Yes, the Oscar-winning direction was excellent. Yes, Javier Bardem was awesome as that creepy assassin with the unpronounceable name. No, it should not be seen more than once. West Texas has always been a violent spot, we are told; and this latest bout of hydraulic murders is nothing new. As the story of a drug deal gone bad unfolds, we see that the innocent are inescapably murdered or corrupted, but mostly murdered. The wise old law men become depressed and useless. The bad guys get away without a trace (spoiler). And we never get a satisfying conclusion after all that tension. But you should still see it – just ‘cos.

Get Carter (1971)

Seen as a landmark in the history of British filmmaking, Michael Caine plays a gangster returning to his Newcastle roots to avenge his murdered brother. As you would expect, there is gang violence, teen prostitution, and many murders set against the grim industrial cityscape. What makes the film so bleak, however, is the final chase sequence. Carter is sick of the turn his life has taken, but unlike Dirty Harry he doesn’t get to walk away. The life lesson: there is no escape, it’s all turgid and indiscriminate and you will never get out. Rather than personifying a particular way of life, though, an entire region is encapsulated. If you’re from Newcastle, it will make you want to move.

Doctor Zhivago (1965)

Yuri Zhivago has it all. He’s a published poet with a thriving medical practice, a loving wife, and a Stalinist brother trying to subvert the Tsar’s government. Who could want more? As the Russian Revolution unfolds before his eyes, Yuri conducts an affair with beautiful hospital worker Lara, because things obviously aren’t complicated enough.
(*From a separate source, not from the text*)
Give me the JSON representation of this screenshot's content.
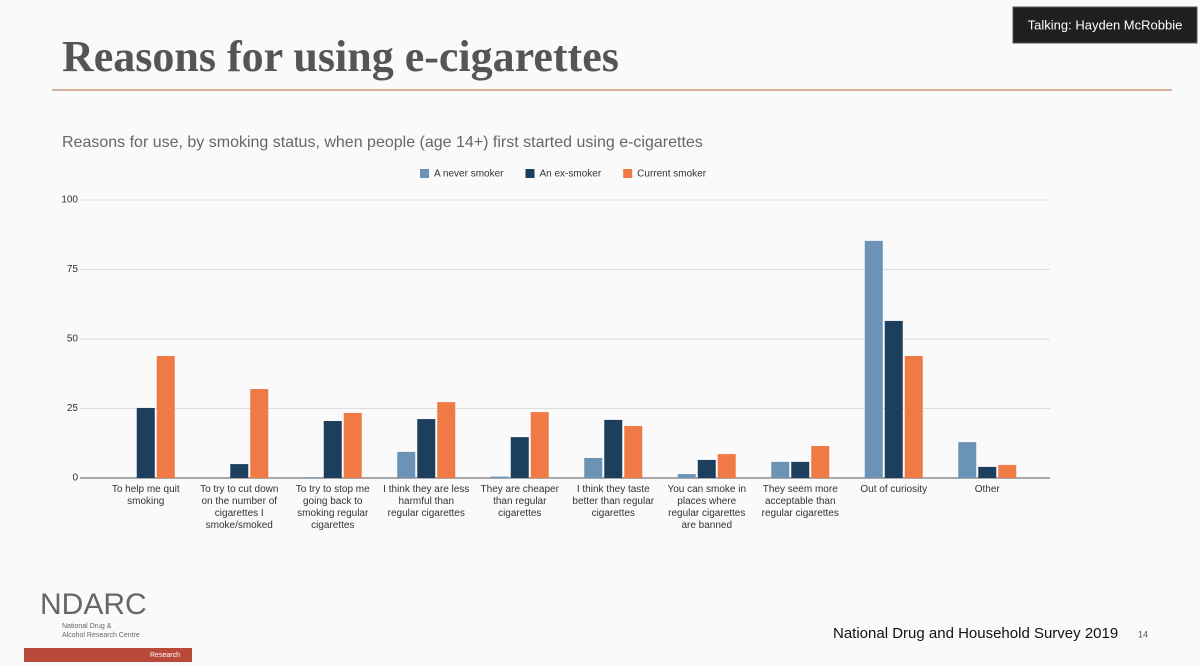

Through a series of complex and interrelated incidents, his life is dismantled and he travels through war-torn Russia. You begin to sense that happiness really is forever out of reach for the poor old romantic, and the film’s ending seems to almost literally confirm it. Beautiful and soul-crushing in equal parts.

American History X (1998)

The chronicle of one man’s fall into violent Nazism and his equally troubled return to a life of peace and compassion. The redemption is never complete, however, as the violence of his former life doesn’t wash off easily. If you haven’t seen this film, what have you been doing with your teenage years? A modern tragedy, which seems cruel almost for no reason. But it still needs to be seen, if only so that you’ll know what everybody else is talking about.